The Monitoring Officer can decide that no action is required in respect of a complaint.  This could be due to the fact that the Monitoring Officer does not consider the complaint to be sufficiently serious to warrant any action.  Alternatively it could be due to the length of time elapsed since the alleged conduct, or because it is considered that there has been no failure to comply with the Code of Conduct.

There is no right of appeal against a decision to take no further action.

2. Refer for other action

The Monitoring Officer can decide that action other than an investigation should be explored. The suitability of other action is dependent on the nature of the complaint.  Deciding to deal pro-actively with a matter in a positive way that does not involve an investigation can be a good way to resolve matters that are less serious and may produce a more effective result.

Other action may also be appropriate where a breakdown in relationships within the Authority is apparent, evidence of which may include:

  • a pattern of allegations of disrespect, bullying or harassment
  • a series of ‘tit for tat’ allegations

If the Monitoring Officer embarks on a course of other action, it will be emphasised to the parties concerned that the purpose of other action is not to find out whether the Member has breached the code. The decision is made as an alternative to investigation.

There is no appeal against the decision to deal with a complaint by other action.

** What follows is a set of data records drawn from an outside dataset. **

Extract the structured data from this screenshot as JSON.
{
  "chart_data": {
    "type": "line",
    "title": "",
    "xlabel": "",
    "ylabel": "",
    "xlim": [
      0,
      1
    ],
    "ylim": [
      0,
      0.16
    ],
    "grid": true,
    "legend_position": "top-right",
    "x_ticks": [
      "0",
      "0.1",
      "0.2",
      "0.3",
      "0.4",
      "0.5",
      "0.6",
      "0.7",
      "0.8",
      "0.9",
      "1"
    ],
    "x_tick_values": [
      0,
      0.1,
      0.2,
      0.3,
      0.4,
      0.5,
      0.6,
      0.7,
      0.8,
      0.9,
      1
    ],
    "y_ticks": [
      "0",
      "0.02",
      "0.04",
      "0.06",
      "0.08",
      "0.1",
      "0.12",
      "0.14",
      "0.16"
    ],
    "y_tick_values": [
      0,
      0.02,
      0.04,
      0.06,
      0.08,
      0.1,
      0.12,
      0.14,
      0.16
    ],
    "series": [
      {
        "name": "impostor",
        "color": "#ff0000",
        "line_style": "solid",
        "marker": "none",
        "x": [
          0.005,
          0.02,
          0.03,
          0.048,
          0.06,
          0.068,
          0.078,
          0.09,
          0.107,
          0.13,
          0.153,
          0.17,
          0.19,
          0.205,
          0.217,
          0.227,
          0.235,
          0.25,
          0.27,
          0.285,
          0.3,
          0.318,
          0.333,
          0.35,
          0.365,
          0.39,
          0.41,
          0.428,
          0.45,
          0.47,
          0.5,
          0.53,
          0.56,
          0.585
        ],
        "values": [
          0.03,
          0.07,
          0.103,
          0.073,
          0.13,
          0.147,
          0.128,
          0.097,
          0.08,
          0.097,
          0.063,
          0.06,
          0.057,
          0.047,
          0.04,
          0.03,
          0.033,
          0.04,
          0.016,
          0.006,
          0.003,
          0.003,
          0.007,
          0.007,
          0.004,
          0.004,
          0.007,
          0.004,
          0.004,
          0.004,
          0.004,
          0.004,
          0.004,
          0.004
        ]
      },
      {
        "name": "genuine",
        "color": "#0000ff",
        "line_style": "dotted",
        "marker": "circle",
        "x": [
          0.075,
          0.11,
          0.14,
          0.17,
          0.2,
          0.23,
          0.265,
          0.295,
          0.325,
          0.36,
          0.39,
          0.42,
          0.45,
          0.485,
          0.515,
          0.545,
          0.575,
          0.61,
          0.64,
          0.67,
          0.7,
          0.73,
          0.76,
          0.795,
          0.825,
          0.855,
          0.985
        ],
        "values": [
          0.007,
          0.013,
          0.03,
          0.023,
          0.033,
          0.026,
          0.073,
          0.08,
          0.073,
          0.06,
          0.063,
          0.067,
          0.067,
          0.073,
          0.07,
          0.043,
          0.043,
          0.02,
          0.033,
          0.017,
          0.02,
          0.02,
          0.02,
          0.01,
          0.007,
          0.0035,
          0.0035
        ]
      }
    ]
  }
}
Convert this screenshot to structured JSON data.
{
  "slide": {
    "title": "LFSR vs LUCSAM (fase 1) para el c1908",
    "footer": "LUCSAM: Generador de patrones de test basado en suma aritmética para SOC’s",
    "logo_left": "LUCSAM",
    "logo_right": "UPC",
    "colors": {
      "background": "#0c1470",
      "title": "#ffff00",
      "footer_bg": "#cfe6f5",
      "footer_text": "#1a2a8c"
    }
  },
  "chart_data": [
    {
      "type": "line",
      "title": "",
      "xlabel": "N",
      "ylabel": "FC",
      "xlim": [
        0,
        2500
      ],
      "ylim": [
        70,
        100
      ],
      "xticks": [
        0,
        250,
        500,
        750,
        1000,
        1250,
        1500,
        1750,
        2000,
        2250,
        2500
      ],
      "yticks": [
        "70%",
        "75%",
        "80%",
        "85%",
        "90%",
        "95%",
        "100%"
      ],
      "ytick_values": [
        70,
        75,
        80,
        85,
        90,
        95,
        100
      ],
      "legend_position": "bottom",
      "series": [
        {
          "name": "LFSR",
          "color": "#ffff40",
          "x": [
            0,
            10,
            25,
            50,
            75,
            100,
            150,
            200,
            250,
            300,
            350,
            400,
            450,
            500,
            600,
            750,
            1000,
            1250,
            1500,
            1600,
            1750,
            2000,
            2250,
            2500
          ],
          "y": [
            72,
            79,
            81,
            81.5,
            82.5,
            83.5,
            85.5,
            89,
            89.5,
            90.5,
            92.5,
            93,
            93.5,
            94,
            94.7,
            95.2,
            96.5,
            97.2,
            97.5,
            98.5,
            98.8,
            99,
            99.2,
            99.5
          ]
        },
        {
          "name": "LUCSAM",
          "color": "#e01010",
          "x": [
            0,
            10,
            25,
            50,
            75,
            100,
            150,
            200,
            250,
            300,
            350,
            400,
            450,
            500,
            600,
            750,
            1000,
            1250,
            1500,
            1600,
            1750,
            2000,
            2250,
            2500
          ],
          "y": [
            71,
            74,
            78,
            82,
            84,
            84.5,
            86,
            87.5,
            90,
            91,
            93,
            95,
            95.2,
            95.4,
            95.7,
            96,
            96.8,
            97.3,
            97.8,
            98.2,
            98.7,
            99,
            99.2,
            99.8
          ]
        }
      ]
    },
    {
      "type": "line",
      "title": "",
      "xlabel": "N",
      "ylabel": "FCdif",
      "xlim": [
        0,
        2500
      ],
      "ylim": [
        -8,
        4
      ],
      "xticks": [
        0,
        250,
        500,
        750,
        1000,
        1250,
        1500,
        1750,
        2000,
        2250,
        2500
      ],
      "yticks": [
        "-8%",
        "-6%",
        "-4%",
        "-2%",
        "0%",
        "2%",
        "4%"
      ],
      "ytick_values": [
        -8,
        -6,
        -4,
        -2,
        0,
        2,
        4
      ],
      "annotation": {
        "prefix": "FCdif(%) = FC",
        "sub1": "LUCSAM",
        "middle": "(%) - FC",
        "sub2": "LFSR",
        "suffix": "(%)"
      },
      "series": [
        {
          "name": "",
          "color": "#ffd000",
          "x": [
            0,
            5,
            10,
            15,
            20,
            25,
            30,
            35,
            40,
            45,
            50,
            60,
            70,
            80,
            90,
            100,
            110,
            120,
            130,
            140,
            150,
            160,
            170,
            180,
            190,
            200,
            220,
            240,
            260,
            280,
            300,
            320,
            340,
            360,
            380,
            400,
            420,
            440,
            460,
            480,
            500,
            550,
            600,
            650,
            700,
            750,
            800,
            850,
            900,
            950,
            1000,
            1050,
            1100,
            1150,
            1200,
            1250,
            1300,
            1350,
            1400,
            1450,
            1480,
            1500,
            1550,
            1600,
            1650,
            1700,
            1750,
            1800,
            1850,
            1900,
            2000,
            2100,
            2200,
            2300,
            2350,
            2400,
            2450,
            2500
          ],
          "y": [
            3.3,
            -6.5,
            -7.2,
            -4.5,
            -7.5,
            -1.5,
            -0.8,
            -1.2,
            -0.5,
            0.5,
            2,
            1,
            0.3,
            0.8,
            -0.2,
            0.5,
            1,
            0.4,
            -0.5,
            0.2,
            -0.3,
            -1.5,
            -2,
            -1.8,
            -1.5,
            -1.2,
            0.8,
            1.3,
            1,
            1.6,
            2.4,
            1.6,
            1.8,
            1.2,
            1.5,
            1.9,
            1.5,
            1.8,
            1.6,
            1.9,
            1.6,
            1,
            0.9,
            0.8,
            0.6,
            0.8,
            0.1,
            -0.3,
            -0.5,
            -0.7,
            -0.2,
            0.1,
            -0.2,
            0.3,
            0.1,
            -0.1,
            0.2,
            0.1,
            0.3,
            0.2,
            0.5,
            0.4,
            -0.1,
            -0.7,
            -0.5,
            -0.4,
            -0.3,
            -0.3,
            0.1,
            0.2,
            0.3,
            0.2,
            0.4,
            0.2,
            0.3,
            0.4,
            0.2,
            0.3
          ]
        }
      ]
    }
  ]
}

3. Referral for investigation 

The Monitoring Officer will appoint an investigating officer, who may be an officer of the Authority or may be an external contractor. On completion of the investigation, which must be within 3 months, the Monitoring Officer will consider the Investigating Officer’s report and determine whether to convene a Hearing Panel

If the Monitoring Officer considers there has not been a failure to comply with the code of conduct, the complaint may be dismissed and the investigation closed.

If the Monitoring Officer considers that there appears to have been a failure to comply with the code of conduct, a Hearing Panel will be convened. A Hearing Panel will be comprised of three Members of the Authority, who will normally be members of the Standards sub-committee. The hearing will be a public meeting at which the Panel will hear and question the Investigating Officer’s report, anything the Member(s) concerned wish to say and the advice of the Monitoring Officer.


The Hearing is a formal meeting of the Authority and is not a court of law. It does not hear evidence under oath, but it does decide factual evidence on the balance of probabilities. The subject Member may choose to be represented by a counsel, solicitor or any other person they wish. The public are not able to make representations at the hearing, but can be present if the meeting is held in public. The Hearings Panel will usually announce its decision at the end of the hearing and if possible make a short written decision available on the day of the hearing. A full written decision will be drawn up shortly after the end of the hearing and made available to all relevant parties. A summary of the decision may be published in a local newspaper and on the Authority’s website.

There is no right of appeal against a decision of the Hearing Panel.